Says White Sox leftfielder Tim Raines, one of Thomas's closest friends, "Nobody will ever demand more of Frank than Frank does. He's like Dr. Jekyll and Mr. Hyde. Off the field he's sweet and nice. On the field, well, you should hear some of the things he says about himself after a strikeout."
Thomas has a rather simple explanation for his psyche: "I guess you could say a lot of little hurts went into making The Big Hurt." He grew up in Columbus, Ga., the youngest of Frank and Charlie Mae Thomas's five kids. "I hung out with my older brother and his friends, and I got pushed around a lot until I started pushing back." He starred in the three big sports at Columbus High, but for some reason no baseball team drafted him, so he went to Auburn on a football scholarship. "I would've signed to play baseball, but nobody wanted me. Turned out, though, that Auburn made me a man," Thomas says. After catching three passes as a freshman tight end, he devoted his full athletic attention to baseball. In 1988 he was on the U.S. National Team, but—get this—he was cut before the team went to the Olympics in Seoul. "I couldn't believe it either," says Thomas.

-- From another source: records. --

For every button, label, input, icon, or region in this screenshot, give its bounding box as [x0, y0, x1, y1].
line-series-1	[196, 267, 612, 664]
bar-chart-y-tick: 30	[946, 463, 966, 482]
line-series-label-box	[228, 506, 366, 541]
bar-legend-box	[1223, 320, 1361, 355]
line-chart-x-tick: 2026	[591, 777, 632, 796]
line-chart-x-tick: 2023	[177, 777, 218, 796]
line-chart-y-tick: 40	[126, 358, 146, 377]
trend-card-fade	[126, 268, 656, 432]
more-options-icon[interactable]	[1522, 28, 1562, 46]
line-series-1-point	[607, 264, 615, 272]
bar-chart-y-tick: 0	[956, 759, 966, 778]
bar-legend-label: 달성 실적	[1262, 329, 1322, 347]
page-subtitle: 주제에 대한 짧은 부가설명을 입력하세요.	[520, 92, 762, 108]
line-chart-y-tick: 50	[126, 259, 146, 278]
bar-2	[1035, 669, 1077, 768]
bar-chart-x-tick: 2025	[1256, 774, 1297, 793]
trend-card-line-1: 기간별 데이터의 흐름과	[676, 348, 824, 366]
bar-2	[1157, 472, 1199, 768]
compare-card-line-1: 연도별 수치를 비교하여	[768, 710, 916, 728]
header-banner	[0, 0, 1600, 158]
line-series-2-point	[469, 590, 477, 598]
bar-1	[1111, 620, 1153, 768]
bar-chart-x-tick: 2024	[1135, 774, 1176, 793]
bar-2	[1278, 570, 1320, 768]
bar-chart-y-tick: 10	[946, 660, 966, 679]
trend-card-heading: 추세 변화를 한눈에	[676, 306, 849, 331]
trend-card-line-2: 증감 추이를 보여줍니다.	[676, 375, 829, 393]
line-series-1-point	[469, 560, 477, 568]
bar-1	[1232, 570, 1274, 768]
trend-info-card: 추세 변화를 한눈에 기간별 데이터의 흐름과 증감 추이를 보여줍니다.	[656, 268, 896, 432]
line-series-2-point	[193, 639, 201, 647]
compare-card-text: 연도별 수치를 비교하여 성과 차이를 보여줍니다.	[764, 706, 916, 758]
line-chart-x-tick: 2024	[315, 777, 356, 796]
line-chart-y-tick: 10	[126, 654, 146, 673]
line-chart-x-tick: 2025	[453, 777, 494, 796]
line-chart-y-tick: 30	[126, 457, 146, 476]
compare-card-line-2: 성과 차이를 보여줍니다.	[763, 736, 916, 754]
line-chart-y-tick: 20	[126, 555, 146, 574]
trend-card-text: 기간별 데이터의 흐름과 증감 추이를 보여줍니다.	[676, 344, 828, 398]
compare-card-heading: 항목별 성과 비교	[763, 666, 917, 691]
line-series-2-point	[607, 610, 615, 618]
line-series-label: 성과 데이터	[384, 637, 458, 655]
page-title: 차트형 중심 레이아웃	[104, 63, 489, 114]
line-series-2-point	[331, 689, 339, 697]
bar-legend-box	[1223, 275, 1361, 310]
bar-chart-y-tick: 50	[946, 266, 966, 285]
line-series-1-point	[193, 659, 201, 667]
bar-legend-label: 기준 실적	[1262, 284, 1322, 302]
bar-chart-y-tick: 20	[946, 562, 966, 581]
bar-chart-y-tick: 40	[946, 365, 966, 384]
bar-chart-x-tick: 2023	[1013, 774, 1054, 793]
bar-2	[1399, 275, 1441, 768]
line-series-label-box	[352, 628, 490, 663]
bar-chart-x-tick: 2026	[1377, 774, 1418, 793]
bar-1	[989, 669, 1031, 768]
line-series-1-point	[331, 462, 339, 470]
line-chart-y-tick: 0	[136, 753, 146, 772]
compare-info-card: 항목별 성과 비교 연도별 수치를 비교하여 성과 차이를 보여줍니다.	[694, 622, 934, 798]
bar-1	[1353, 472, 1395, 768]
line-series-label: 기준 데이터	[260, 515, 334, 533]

Even after the White Sox made him the seventh pick in the 1989 draft, he had trouble convincing people of how good he was. He made juice out of the Grapefruit League in 1990, but he started the regular season in Double A. The following year, his first full one in the majors, he hit .318 with 32 homers, 109 RBIs and 138 walks, but the Sox still gave him a hard time over his contract.
Last year Thomas batted .323 with 115 RBIs, but he finished eighth in the MVP voting, and some Chicago fans professed disappointment in his 24 home runs. Perhaps they did not realize that he had shared the league lead in doubles, with 46, and that sometimes a Big Hurt double is just a homer that hits the fence while it's still climbing. Says Thomas, "I also got a little tired of hearing 'Yeah, but he can't field.' " So in the off-season Thomas worked on his defense and made himself even stronger through weight training.
The results of that regimen have been readily apparent. While he's not going to remind any Chicagoans of Cap Anson around the bag, he is a damn sight better than Zeke Bonura, the lumbering legend whose club RBI record (138, in 1936) Thomas is chasing. "My favorite moment this year was a play I made at first," Thomas says. "I dove to my right, then threw home to get the runner. I don't think I could have made that play before this year."
There is no question that The Big Hurt has an ego to match. "I just think I should get a hit every time up," he says. He is very much aware of how his home run and RBI competition is doing, and he is quick to point out that "I have had three homers pulled back from over the fence." So when you ask him whom he thinks the American League MVP should be, he is not about to say Olerud. "John's having a great year, an MVP year," says Thomas. "But look at that lineup he's hitting in." So if Thomas ends up the loser in the Baseball Writers Association's Ballot of Frankie and Johnnie, pitchers will be in for a Bigger Hurt next season.
Even if Thomas doesn't win the MVP award, this has been a breakthrough year for him. He is currently negotiating a long-term contract with Chicago because, as he says, "I see myself with the Sox my whole career." He has a new $8 million deal with Reebok, and his handsome, smiling face is becoming increasingly familiar to the American public. He is a big favorite with kids—his rookie baseball card is much valued—because he signs autographs so readily.
Last week Thomas hit a first-inning, two-run homer off Yankee Sterling Hitchcock, which struck him as kind of funny because his one-year-old son is also named Sterling. "What's even funnier," he says, "is that my wife's maiden name is Silver." Frank met Elise Silver two springs ago at the Columbia restaurant in Sarasota, Fla., where the White Sox train. "Melido Perez was hungry, so he made me drive him to the restaurant," says Thomas. "We looked like a couple of bums."
Elise was there with her cousin, in the midst of a visit to spring training sites. The Silvers of Rochester, N.Y., have long been involved with the city's Triple A Red Wings. In fact Silver Stadium in Rochester is named after her great uncle Maury. "I guess you could say we met cute," says Elise. "He bumped into me."